E-commerce was still in its infancy when SARS struck China and threatened a global pandemic. The question became: Would Alibaba and other e-commerce players like it survive?
But Alibaba put its neck out during the lockdown and boldly continued to innovate, and it would reap the rewards of its boldness. Chinese consumers confined to their homes turned to the internet to order items.
This way of doing business and buying products caught on in a big way. And, as people looked to source goods, Chinese suppliers had little choice but to heavily invest in online marketing on platforms like Alibaba.
The popularity of online shopping ballooned during SARS and, importantly, continued afterward. What might have been temporary new buying and consumer behaviors solidified and became permanent.
Management is about evaluating probabilities.
Right now, it is highly probable that the current crisis is going to amplify an already existing trend. The likelihood is that people who had been reluctant to shop online before the COVID-19 quarantine will recognize the benefits of continuing to shop this way in the future.
But — and it’s a big but — that doesn’t mean that they will shift completely. It might be that some people aren’t satisfied with online shopping. So how can organizations adapt to this new uncertainty and mitigate risks when it comes to planning their future sales strategies?
Retailers must embrace the omnichannel.
Research conducted by AdColony relating to changing consumer behaviors during lockdown shows that nearly half of all the people surveyed would shift to more online purchases in the future. On the flip-side, more than half of the people surveyed said they are keen to shop in physical stores again.
So, how do you strike the right balance?
Taking an omnichannel approach — that is, “a sales approach that provides the shopper with an integrated shopping experience across all channels (physical and digital)” — is no longer an option for retailers, but an absolute necessity.
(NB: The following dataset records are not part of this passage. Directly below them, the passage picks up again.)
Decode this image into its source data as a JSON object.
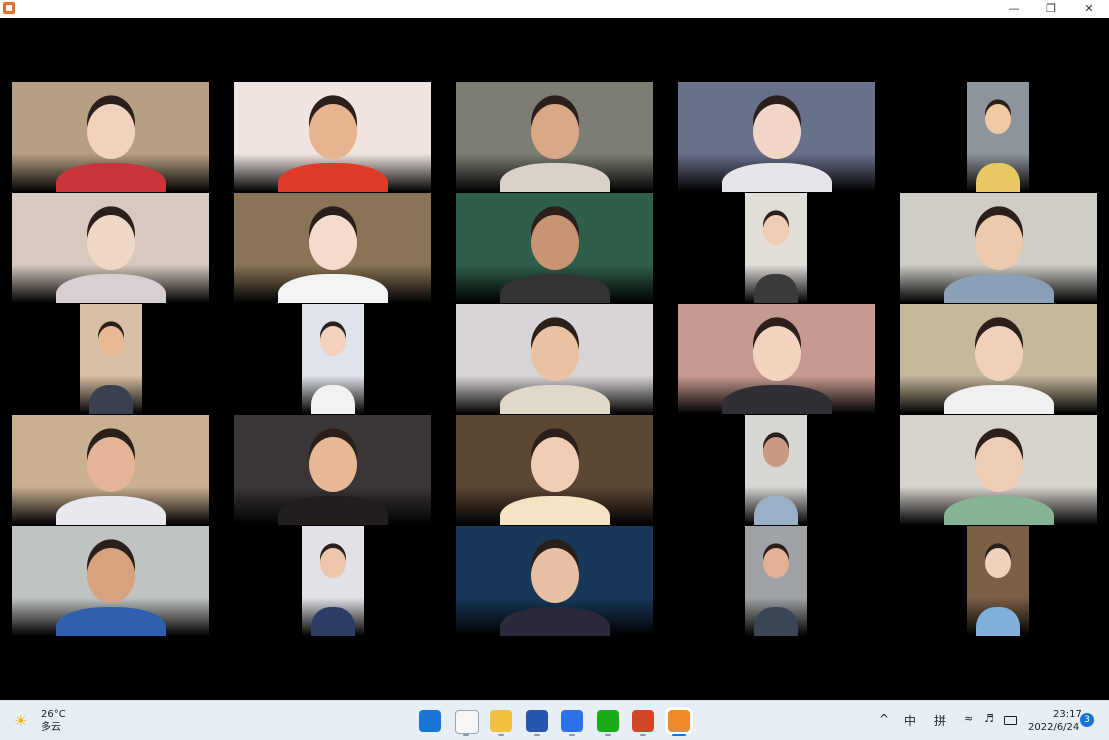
{
  "taskbar": {
    "weather_temp": "26°C",
    "weather_desc": "多云",
    "pinned": [
      {
        "name": "windows-start-icon",
        "color": "#1877d6"
      },
      {
        "name": "file-icon",
        "color": "#f4f6f8"
      },
      {
        "name": "file-explorer-icon",
        "color": "#f2c03a"
      },
      {
        "name": "word-icon",
        "color": "#2557b0"
      },
      {
        "name": "lark-icon",
        "color": "#2b72e8"
      },
      {
        "name": "wechat-icon",
        "color": "#1aad19"
      },
      {
        "name": "powerpoint-icon",
        "color": "#d24726"
      },
      {
        "name": "video-player-icon",
        "color": "#f08a2c"
      }
    ],
    "chevron": "^",
    "ime_lang": "中",
    "ime_mode": "拼",
    "time": "23:17",
    "date": "2022/6/24",
    "notification_count": "3"
  },
  "participants": [
    {
      "bg": "#b79f83",
      "skin": "#f0d2bf",
      "cloth": "#c9353a"
    },
    {
      "bg": "#efe4df",
      "skin": "#e6b48f",
      "cloth": "#e03a2c"
    },
    {
      "bg": "#7d7d74",
      "skin": "#d9a987",
      "cloth": "#d8d2c8"
    },
    {
      "bg": "#68708a",
      "skin": "#f1d6c8",
      "cloth": "#e6e6ea"
    },
    {
      "bg": "#8c949c",
      "skin": "#f0c9a5",
      "cloth": "#e8c860"
    },
    {
      "bg": "#d7c9bf",
      "skin": "#efd7c6",
      "cloth": "#d8d0d0"
    },
    {
      "bg": "#8a7456",
      "skin": "#f3dccb",
      "cloth": "#f4f4f4"
    },
    {
      "bg": "#2f5f4a",
      "skin": "#c89474",
      "cloth": "#333333"
    },
    {
      "bg": "#e3ddd7",
      "skin": "#f0cdb2",
      "cloth": "#3a3a3a"
    },
    {
      "bg": "#cfcdc6",
      "skin": "#edc9ad",
      "cloth": "#8aa0b8"
    },
    {
      "bg": "#d8c0a6",
      "skin": "#e9b995",
      "cloth": "#3a4050"
    },
    {
      "bg": "#dfe3ea",
      "skin": "#f2d2bf",
      "cloth": "#f2f2f2"
    },
    {
      "bg": "#d9d4d8",
      "skin": "#eac2a2",
      "cloth": "#e0d8c8"
    },
    {
      "bg": "#c79a91",
      "skin": "#f3d2bf",
      "cloth": "#2f2f35"
    },
    {
      "bg": "#c5b89b",
      "skin": "#f0d0bb",
      "cloth": "#f0f0f0"
    },
    {
      "bg": "#c8b090",
      "skin": "#e4b496",
      "cloth": "#e8e8ee"
    },
    {
      "bg": "#3a3536",
      "skin": "#e6b895",
      "cloth": "#221e1e"
    },
    {
      "bg": "#5c4634",
      "skin": "#f1cdb4",
      "cloth": "#f5e4c4"
    },
    {
      "bg": "#d7d6d2",
      "skin": "#c99a82",
      "cloth": "#9ab0c6"
    },
    {
      "bg": "#d8d2cc",
      "skin": "#efcdb5",
      "cloth": "#86b394"
    },
    {
      "bg": "#bfc3c2",
      "skin": "#d8a27f",
      "cloth": "#2f5fae"
    },
    {
      "bg": "#e2e1e8",
      "skin": "#eec6a9",
      "cloth": "#2c3e66"
    },
    {
      "bg": "#18385a",
      "skin": "#eac0a5",
      "cloth": "#2a2a3a"
    },
    {
      "bg": "#9fa3a8",
      "skin": "#e3b194",
      "cloth": "#3a4656"
    },
    {
      "bg": "#7b5f47",
      "skin": "#f1d1bd",
      "cloth": "#7fb0d9"
    }
  ]
}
Retailers should be thinking about how they can seamlessly combine their physical and digital channels to create the best possible omnichannel experiences for their customers. For instance, how can brands use customer data generated online to tailor personalized customer interactions in-store to deliver an incredible experience?
One shining example is digitally native lingerie brand Adore Me, which, though it has a very strong online presence and e-commerce store, offers an exclusively in-store body scanner that shoppers can go into to get an idea of the underwear or sleepwear that will suit them. Adore Me’s staff are trained to be able to then offer the customer a consultation on the best options for them based on the measurements provided by the scanner.
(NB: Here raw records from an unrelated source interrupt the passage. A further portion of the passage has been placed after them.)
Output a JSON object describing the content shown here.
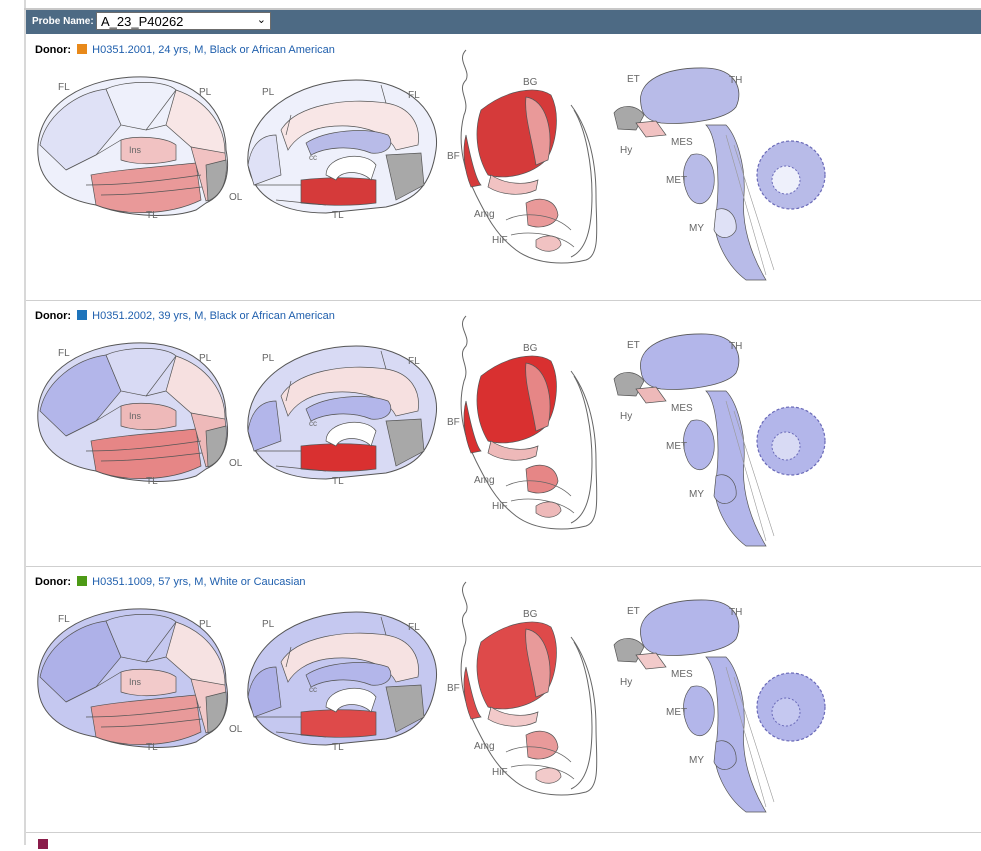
{
  "probe": {
    "label": "Probe Name:",
    "selected": "A_23_P40262"
  },
  "region_labels": {
    "frontal": "FL",
    "parietal": "PL",
    "insula": "Ins",
    "occipital": "OL",
    "temporal": "TL",
    "corpus_callosum": "cc",
    "basal_ganglia": "BG",
    "basal_forebrain": "BF",
    "amygdala": "Amg",
    "hippocampus": "HiF",
    "epithalamus": "ET",
    "thalamus": "TH",
    "hypothalamus": "Hy",
    "mesencephalon": "MES",
    "metencephalon": "MET",
    "myelencephalon": "MY"
  },
  "donor_label": "Donor:",
  "donors": [
    {
      "id": "H0351.2001",
      "text": "H0351.2001, 24 yrs, M, Black or African American",
      "swatch": "#e8891a",
      "expression": [
        "#eef0fb",
        "#dfe1f6",
        "#f8e6e6",
        "#f1c2c2",
        "#e99999",
        "#d53a3a",
        "#a8a8a8",
        "#b8bbe8"
      ]
    },
    {
      "id": "H0351.2002",
      "text": "H0351.2002, 39 yrs, M, Black or African American",
      "swatch": "#1e74bb",
      "expression": [
        "#d8daf4",
        "#b3b6ea",
        "#f6e0e0",
        "#eeb9b9",
        "#e68686",
        "#d93030",
        "#a8a8a8",
        "#b3b6ea"
      ]
    },
    {
      "id": "H0351.1009",
      "text": "H0351.1009, 57 yrs, M, White or Caucasian",
      "swatch": "#4d9a16",
      "expression": [
        "#c5c8f0",
        "#aeb1e8",
        "#f6e2e2",
        "#f2caca",
        "#e89a9a",
        "#de4a4a",
        "#a8a8a8",
        "#b3b6ea"
      ]
    }
  ],
  "partial_donor": {
    "swatch": "#8a1c4a"
  }
}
Sporting goods retailer Orvis is another brand that enhances shopper experience through the omnichannel. They know that its target audience of affluent over-50s understands the benefits of e-commerce tools but prefers to shop in-store. To combine the strengths and benefits of physical and digital channels, Orvis gives its employees tablets with pre-installed CRM and e-commerce tools. Employees can use these tablets to order out-of-stock products and bill customers for sales (both in-store and online). The tablets also allow staff to show customers similar products and make recommendations. And the tablets tell employees whether someone entering the store is a new or loyal customer.
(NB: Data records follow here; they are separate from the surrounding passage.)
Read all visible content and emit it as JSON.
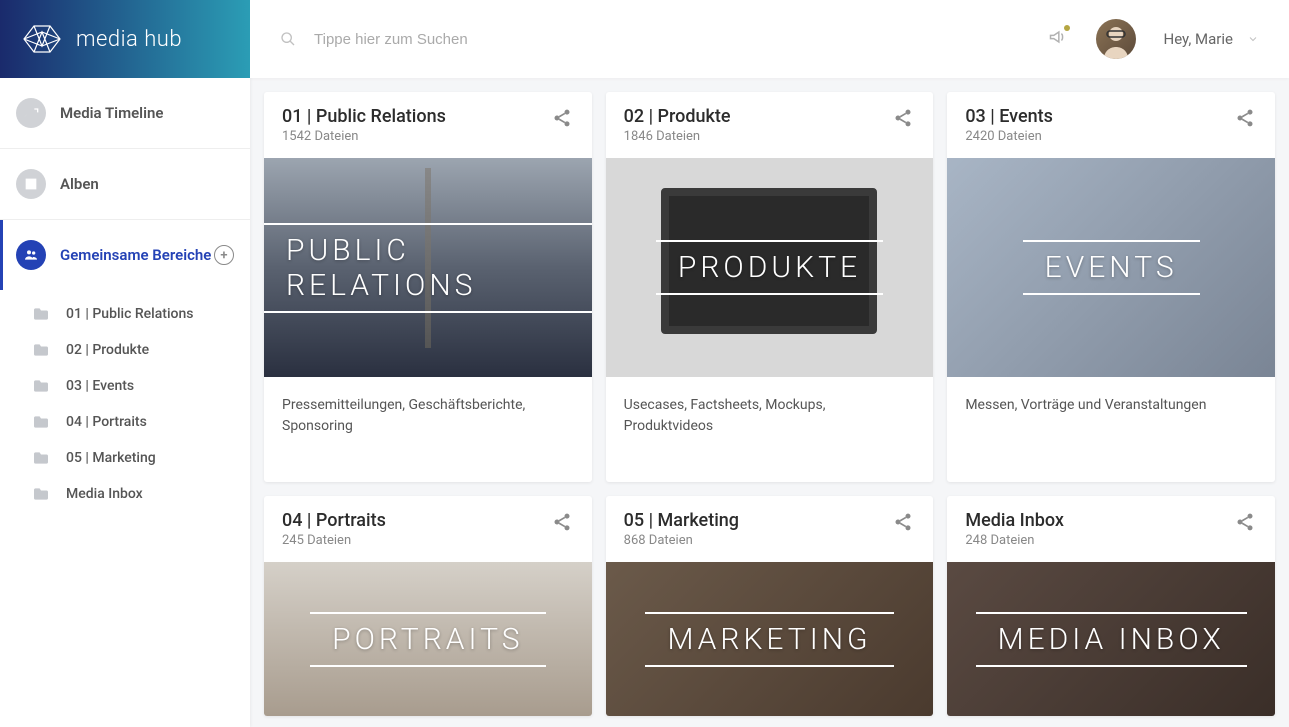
{
  "brand": "media hub",
  "search": {
    "placeholder": "Tippe hier zum Suchen"
  },
  "user": {
    "greeting": "Hey, Marie"
  },
  "nav": {
    "timeline": "Media Timeline",
    "albums": "Alben",
    "shared": "Gemeinsame Bereiche",
    "items": [
      {
        "label": "01 | Public Relations"
      },
      {
        "label": "02 | Produkte"
      },
      {
        "label": "03 | Events"
      },
      {
        "label": "04 | Portraits"
      },
      {
        "label": "05 | Marketing"
      },
      {
        "label": "Media Inbox"
      }
    ]
  },
  "cards": [
    {
      "title": "01 | Public Relations",
      "files": "1542 Dateien",
      "overlay": "PUBLIC RELATIONS",
      "desc": "Pressemitteilungen, Geschäftsberichte, Sponsoring",
      "bg": "bg-pr"
    },
    {
      "title": "02 | Produkte",
      "files": "1846 Dateien",
      "overlay": "PRODUKTE",
      "desc": "Usecases, Factsheets, Mockups, Produktvideos",
      "bg": "bg-prod"
    },
    {
      "title": "03 | Events",
      "files": "2420 Dateien",
      "overlay": "EVENTS",
      "desc": "Messen, Vorträge und Veranstaltungen",
      "bg": "bg-events"
    },
    {
      "title": "04 | Portraits",
      "files": "245 Dateien",
      "overlay": "PORTRAITS",
      "desc": "",
      "bg": "bg-portrait"
    },
    {
      "title": "05 | Marketing",
      "files": "868 Dateien",
      "overlay": "MARKETING",
      "desc": "",
      "bg": "bg-marketing"
    },
    {
      "title": "Media Inbox",
      "files": "248 Dateien",
      "overlay": "MEDIA INBOX",
      "desc": "",
      "bg": "bg-inbox"
    }
  ]
}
For this omnichannel approach to be successful, Orvis has had to ensure that its employees have developed the skills to allow them to play their part in enhancing shopper experiences. This can only be achieved through capability building (or training).
Management has to use the power of probabilities to work out what to do next and plan a way forward for their organizations. They must also use tools at their disposal like data and analytics to monitor consumer behavior.
To strike the right balance in the future, retailers should be thinking about how they can seamlessly combine their physical and digital channels to create the best possible omnichannel experiences for their customers.
As with all new approaches, staff will also need to be given the skills and build capabilities that will allow them to adapt to the omnichannel and play an active part in greatly enhancing these new shopping experiences.